The developmental trajectories of cognitive skills, such as executive functions and social cognition are altered in individuals with developmental neuropsychiatric disorders, Professor Hiroi explained.
22q11.2 deletion shows very high rates of penetrance in schizophrenia
The mechanisms through which the genetic variants associated with developmental neuropsychiatric disorders lead to altered developmental trajectories in schizophrenia — from genes to molecules to cells to circuits and thence to disease manifestations — remain unclear, said Professor Hiroi.
But to develop mechanism-based therapeutic options, the genetic information needs to be translated into molecular models.
Extensive studies of individual common variants have not provided the answers, said Professor Hiroi, but rare copy number variants occurring in less than 1% of the population are providing valuable insights.
DiGeorge syndrome and velocardiofacial syndrome are characterized by developmental abnormalities that affect the heart, the thymus, the parathyroid glands and the face. Both are caused by a 22q11.2 deletion; and at least 10% of patients with those syndromes develop schizophrenia later.

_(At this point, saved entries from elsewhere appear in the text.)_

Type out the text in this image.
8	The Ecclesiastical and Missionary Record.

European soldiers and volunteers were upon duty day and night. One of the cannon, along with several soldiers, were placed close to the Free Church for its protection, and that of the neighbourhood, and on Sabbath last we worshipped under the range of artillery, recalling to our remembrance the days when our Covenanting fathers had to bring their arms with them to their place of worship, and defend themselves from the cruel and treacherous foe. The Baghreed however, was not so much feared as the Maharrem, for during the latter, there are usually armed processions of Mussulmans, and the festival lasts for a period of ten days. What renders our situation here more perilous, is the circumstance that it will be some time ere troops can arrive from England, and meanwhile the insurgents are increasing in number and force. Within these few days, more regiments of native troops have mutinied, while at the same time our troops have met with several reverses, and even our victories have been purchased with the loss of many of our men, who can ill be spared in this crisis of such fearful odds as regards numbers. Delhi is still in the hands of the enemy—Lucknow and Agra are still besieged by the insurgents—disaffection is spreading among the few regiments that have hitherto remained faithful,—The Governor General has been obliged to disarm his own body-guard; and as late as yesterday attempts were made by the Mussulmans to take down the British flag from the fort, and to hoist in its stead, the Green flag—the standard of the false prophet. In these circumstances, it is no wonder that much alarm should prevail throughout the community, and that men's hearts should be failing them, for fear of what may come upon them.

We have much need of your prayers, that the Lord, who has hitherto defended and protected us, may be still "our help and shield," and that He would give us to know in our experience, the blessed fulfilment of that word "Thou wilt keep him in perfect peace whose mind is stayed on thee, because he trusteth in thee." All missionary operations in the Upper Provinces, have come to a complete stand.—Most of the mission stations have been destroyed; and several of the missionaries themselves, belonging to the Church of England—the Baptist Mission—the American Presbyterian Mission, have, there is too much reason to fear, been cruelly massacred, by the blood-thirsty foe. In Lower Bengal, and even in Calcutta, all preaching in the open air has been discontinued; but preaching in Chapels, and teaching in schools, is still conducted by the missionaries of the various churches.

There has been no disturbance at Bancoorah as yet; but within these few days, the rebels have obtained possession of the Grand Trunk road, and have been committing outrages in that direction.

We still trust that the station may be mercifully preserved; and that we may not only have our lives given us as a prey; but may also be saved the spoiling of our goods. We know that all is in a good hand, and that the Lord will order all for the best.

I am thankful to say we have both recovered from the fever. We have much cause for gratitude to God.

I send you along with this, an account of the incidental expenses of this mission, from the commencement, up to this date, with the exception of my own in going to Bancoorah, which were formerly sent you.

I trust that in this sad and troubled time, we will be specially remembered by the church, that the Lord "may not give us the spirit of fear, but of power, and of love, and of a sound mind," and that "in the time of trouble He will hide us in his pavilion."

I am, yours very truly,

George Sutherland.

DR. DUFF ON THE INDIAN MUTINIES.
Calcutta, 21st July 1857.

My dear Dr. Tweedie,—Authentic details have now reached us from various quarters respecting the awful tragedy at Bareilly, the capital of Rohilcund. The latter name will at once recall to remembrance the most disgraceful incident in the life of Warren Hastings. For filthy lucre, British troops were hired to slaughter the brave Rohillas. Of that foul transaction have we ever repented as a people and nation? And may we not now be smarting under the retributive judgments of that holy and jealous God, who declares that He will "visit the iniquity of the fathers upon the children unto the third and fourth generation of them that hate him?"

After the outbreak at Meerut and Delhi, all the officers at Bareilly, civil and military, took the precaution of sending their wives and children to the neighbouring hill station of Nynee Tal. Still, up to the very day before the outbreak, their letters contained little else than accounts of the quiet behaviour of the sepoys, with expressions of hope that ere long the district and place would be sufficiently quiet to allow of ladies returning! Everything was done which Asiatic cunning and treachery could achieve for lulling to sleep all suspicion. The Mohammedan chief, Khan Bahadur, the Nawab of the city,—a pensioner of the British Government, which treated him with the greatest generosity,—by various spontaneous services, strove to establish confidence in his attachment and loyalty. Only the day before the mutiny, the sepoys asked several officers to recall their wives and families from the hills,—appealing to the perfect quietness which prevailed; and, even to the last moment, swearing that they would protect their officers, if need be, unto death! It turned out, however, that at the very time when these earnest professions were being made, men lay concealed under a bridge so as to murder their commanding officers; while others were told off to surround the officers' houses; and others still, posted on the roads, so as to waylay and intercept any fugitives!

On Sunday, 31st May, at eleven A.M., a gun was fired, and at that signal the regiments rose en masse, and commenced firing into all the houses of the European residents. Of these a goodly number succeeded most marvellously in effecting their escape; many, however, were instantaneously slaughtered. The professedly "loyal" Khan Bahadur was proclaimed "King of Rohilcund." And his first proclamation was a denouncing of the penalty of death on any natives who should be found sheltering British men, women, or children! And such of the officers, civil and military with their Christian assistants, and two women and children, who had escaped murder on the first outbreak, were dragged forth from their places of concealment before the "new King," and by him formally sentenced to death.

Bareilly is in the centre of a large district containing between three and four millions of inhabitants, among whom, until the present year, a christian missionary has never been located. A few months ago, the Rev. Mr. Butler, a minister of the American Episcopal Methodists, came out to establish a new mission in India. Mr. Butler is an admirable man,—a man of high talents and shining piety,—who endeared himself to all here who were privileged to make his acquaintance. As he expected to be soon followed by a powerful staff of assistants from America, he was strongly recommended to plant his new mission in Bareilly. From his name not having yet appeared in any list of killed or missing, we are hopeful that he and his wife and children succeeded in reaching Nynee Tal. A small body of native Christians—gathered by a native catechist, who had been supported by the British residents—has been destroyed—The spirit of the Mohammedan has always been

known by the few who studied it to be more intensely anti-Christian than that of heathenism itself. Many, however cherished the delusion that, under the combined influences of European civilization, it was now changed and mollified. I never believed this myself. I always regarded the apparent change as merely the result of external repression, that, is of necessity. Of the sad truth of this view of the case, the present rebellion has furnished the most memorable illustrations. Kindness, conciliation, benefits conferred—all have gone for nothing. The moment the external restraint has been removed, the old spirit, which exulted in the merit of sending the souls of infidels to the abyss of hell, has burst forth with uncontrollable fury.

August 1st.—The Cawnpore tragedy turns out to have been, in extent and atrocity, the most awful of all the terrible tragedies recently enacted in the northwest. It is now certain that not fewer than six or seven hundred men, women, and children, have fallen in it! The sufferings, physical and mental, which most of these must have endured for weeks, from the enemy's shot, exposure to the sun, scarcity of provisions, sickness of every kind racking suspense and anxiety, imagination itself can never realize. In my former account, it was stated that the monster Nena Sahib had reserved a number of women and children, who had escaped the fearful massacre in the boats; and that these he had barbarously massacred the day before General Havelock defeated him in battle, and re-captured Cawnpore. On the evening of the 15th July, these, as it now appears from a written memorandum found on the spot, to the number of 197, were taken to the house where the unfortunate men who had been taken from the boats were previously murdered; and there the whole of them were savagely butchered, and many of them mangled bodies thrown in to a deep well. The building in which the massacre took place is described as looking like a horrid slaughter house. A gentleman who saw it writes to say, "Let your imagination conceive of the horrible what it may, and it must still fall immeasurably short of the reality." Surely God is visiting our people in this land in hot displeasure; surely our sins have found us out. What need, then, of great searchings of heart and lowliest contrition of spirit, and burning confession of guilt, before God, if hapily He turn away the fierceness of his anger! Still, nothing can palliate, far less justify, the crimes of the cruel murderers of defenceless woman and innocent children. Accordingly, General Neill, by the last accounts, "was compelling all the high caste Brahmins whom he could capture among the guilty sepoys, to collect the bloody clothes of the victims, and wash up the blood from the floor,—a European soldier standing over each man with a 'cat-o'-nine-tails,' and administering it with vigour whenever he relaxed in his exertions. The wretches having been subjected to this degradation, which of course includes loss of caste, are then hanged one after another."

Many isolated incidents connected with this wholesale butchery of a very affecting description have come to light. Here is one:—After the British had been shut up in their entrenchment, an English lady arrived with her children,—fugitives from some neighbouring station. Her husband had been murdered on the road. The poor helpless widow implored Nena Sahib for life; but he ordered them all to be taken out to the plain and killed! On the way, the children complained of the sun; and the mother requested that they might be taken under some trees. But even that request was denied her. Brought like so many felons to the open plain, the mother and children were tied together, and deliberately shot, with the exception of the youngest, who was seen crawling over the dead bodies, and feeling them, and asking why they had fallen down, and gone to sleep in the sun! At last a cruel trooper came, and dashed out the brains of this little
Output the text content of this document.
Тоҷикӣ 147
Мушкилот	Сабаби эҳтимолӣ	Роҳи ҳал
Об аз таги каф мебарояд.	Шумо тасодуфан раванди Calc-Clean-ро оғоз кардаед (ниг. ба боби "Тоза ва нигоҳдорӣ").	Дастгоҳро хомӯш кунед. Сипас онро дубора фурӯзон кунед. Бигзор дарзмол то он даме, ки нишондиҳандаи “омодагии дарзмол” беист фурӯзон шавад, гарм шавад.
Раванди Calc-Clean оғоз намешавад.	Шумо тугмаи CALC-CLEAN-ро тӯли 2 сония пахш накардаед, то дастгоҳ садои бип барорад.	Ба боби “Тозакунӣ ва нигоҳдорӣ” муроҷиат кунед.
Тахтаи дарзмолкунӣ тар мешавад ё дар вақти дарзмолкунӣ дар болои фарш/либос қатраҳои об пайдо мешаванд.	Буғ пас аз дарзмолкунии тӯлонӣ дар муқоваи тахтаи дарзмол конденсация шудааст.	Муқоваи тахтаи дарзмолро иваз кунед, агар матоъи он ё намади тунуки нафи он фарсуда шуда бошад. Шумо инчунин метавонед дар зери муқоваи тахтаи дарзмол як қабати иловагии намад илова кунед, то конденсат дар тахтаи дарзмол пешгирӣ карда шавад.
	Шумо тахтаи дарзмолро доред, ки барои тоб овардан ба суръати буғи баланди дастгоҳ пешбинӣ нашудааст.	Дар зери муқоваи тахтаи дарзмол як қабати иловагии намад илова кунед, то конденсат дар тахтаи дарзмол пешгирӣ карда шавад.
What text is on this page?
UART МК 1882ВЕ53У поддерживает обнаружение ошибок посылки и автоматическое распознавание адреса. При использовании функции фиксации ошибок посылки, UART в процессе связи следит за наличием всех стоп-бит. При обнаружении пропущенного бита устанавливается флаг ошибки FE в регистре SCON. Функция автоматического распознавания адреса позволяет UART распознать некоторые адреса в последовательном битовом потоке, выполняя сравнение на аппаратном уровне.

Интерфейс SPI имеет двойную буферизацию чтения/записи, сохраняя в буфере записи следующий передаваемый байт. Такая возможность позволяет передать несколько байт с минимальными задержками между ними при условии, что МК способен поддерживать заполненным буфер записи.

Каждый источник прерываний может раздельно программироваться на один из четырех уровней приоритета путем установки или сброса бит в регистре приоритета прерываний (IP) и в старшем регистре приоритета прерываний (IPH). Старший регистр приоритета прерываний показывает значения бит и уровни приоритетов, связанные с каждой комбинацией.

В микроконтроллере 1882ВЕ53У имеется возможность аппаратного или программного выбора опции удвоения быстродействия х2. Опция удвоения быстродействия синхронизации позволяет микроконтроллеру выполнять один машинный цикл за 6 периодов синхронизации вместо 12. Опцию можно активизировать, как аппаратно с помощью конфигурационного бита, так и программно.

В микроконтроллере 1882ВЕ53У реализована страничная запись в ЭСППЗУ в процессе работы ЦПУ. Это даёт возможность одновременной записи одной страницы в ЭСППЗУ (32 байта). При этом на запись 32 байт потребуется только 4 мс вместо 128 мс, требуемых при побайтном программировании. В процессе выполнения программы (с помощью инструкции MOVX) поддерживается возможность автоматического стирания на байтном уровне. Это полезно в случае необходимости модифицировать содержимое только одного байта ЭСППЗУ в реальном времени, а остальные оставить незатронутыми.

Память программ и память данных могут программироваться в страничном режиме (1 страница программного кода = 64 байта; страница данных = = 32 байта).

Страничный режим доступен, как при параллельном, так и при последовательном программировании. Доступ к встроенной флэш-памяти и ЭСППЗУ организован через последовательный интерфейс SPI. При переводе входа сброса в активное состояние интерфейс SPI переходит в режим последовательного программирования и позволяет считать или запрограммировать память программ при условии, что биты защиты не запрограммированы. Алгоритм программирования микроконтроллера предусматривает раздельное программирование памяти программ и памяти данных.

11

Delays in motor, speech and cognitive development may precede a potential diagnosis of schizophrenia
22q11.2 deletion shows very high rates of penetrance in schizophrenia, developmental delay, and is associated with abnormal prepulse inhibition (PPI), anomalous social behavior and atypical working memory, said Professor Hiroi. Delays in motor, speech and cognitive development may precede a potential diagnosis of schizophrenia.
Deletion of Tbx1 results in a negative environmental experience
Professor Hiroi highlighted work by Takahashi and his colleagues on the vocal calls of mice pups heterozygous for a 22q11.2 gene Tbx1 — which encodes T-box transcription factor.
The researchers have shown that the sequence structure of vocal calls of these mice pups is less complicated than with the vocal calls of wild-type pups and that the mothers do not respond to them. This leads to a negative neonatal environmental experience for the pups through less maternal attention.1
Copy number elevations of Tbx1 and COMT impair hippocampal neurogenesis
Professor Hiroi also highlighted work by Boku and his colleagues that has shown that copy number elevations of Tbx1 and another 22q11.2 gene — COMT, which encodes catechol-O-methyltransferase — alter the working memory developmental trajectory in a mouse model.2 This occurs through impaired migration of adult neural stem/progenitor cells resulting in impaired hippocampal neurogenesis in the adult, explained Professor Hiroi.
Professor Hiroi concluded that genes in 22q.11.2 impact:
- the molecule Tbx1 to alter the sequence structure of vocal calls in mice pups
- the molecules Tbx1 and COMT resulting in effects on hippocampal neurogenesis and the developmental trajectory for working memory
More research is now needed to reveal the underlying mechanisms for these findings and identify therapeutic targets.